Implementing the strategies we identified would help to move policy to action. For example, a recent National Academies of Sciences, Engineering, and Medicine report discusses how to make high quality primary care available within the USA,52 including moving towards payment models that enable team-based care and address social determinants of health by coordinating across multiple settings. The strategies that we identified could be incentivized by policy-makers and used by program administers to support new models of care for populations with limited interaction with primary care.

Limitations and Areas

This evidence synthesis should be interpreted in the context of several limitations related to our approach and to the existing literature. First, unlike a systematic review, an evidence map is not intended to draw conclusions about intervention effectiveness. Unfortunately, given the limited evidence-base we were unable to conduct a systematic review. Also, we accepted studies that were either clearly intended for patients with SMI or met our criteria for SMI and may have excluded studies that did not explicitly report serving a majority of patients with SMI. Second, in general, the literature applied low-quality study designs, including non-comparative, one-armed evaluations. We also found few pragmatic trials or implementation studies that would be helpful to inform future implementation and scale up of novel programs to support this patient population. Many included interventions were not singularly focused on promoting primary care integration—our outcome of interest—and as a result, studies did not report consistent outcomes for primary care integration. Relatedly, the depth and detail provided about interventions themselves were generally insufficient for determining the level of integration using validated tools.26 Many of the included studies focused on either the initial connection with primary care or providing integrated care for acute issues versus ensuring longitudinal engagement with primary care to manage chronic conditions which we expect would have a more sustained impact on health.

Areas for Future Research

Through this evidence map, we identified limitations in the existing published literature and a paucity of studies about how to foster primary care integration for populations with both SMI and experiences of homelessness. Current work on this topic is similarly underdeveloped. For example, a brief review of clinicaltrials.gov yielded no studies of patients with SMI and experiences of homelessness.

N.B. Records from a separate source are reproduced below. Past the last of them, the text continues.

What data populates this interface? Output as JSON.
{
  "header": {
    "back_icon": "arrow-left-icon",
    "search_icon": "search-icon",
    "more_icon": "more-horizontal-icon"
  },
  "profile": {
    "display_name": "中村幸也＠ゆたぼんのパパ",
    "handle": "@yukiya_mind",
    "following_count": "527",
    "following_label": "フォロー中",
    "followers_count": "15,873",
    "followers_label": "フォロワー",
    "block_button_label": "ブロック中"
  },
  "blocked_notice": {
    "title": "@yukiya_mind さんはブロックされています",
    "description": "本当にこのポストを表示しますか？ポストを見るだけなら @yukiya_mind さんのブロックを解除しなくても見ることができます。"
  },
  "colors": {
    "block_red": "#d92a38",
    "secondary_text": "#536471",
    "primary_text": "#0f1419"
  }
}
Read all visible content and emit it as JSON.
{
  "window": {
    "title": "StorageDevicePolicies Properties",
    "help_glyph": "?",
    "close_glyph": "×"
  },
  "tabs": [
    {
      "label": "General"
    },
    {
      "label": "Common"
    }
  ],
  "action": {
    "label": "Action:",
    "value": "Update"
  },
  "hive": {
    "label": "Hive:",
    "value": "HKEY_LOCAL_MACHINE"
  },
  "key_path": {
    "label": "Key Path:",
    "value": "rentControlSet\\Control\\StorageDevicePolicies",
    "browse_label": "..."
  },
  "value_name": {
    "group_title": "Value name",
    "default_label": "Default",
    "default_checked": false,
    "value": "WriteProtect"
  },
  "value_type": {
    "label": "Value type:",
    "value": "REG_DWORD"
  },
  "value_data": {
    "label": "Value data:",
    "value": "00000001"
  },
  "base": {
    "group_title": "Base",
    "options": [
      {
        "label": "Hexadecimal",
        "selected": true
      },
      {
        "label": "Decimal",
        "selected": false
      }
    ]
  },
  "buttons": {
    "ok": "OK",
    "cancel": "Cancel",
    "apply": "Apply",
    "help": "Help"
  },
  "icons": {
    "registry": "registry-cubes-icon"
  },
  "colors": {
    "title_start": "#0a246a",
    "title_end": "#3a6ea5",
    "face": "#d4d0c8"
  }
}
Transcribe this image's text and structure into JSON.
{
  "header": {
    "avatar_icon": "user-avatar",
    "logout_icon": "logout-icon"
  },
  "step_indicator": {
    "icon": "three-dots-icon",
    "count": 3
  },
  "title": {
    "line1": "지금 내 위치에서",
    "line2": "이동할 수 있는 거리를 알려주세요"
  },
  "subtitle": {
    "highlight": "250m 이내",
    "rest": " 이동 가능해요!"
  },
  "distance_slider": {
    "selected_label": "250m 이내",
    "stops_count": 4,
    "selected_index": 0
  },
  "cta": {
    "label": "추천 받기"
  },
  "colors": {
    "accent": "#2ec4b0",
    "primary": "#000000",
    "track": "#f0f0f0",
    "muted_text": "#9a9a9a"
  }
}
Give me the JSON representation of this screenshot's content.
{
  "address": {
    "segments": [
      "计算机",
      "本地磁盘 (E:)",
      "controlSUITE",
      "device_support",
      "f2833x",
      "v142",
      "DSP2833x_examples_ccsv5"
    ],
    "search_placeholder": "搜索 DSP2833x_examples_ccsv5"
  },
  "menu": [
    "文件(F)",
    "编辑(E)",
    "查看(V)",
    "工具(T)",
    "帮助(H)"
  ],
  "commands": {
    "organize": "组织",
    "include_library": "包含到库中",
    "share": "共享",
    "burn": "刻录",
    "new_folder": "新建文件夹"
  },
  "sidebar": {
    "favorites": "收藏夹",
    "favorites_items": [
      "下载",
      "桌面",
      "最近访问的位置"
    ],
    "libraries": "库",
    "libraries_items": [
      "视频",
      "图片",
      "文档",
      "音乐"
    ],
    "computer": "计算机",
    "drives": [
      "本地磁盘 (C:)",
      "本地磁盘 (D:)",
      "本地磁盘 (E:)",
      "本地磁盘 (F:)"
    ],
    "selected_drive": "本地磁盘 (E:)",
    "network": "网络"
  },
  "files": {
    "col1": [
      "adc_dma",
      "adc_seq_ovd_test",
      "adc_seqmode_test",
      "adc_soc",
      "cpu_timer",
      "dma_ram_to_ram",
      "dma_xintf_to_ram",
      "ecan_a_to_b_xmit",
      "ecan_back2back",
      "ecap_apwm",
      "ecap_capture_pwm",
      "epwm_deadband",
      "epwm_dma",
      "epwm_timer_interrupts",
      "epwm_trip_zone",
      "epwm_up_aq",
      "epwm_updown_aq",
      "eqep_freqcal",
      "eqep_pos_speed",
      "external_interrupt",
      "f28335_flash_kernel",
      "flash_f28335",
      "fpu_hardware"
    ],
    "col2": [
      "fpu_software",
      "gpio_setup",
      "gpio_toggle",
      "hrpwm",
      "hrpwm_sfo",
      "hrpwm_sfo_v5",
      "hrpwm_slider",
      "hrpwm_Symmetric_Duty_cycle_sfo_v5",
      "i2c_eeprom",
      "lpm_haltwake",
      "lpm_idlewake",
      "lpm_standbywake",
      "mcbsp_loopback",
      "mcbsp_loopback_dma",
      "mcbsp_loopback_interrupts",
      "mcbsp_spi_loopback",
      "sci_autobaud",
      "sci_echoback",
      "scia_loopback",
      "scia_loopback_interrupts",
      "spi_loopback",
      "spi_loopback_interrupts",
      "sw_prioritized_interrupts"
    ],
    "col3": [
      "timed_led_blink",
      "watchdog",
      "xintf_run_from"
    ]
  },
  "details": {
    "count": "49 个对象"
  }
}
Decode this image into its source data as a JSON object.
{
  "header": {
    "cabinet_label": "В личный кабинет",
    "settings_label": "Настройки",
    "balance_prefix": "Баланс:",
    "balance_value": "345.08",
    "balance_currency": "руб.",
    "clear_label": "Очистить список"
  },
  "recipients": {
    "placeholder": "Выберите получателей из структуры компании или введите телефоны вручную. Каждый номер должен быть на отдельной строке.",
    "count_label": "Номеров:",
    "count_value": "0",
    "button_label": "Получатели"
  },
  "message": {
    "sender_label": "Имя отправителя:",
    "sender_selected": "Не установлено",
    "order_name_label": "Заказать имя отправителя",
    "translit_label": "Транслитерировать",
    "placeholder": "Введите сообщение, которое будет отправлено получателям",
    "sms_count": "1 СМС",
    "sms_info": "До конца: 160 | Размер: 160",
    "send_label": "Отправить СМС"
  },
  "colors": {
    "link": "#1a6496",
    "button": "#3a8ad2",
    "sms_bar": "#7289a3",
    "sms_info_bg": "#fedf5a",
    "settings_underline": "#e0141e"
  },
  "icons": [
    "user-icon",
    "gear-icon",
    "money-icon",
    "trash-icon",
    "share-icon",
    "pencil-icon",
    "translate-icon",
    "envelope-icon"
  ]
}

More research is needed in this area to address current limitations. To strengthen the impact of these interventions on long-term health outcomes, future studies could monitor ongoing engagement in primary care over time for this population. To support comparisons and summary of effectiveness, the field needs to develop, validate, and consistently use outcome measures of primary care integration. The methodological rigor of studies for this population also needs to be improved while also focusing on translating the results more quickly into community settings. In addition to employing more RCT or rigorous observational studies, stepped wedge design pragmatic trials or adaptive studies that test multiple intervention strategies are novel designs to evaluate future interventions. Finally, effective interventions must be adopted into practice in ways that promote intervention sustainability. Implementation science methods are one approach that can be combined with pragmatic trials to intentionally adapt interventions to fit local contexts.

CONCLUSIONS

Individuals with SMI and experiences with homelessness often have chronic, complicated health needs. Systems and agencies that seek to implement similar interventions could use our mapping of multilevel strategies to develop their program. Also, our description of intervention complexity could guide new programs on how their intervention design might place demands on different dimensions of structural and person-level components.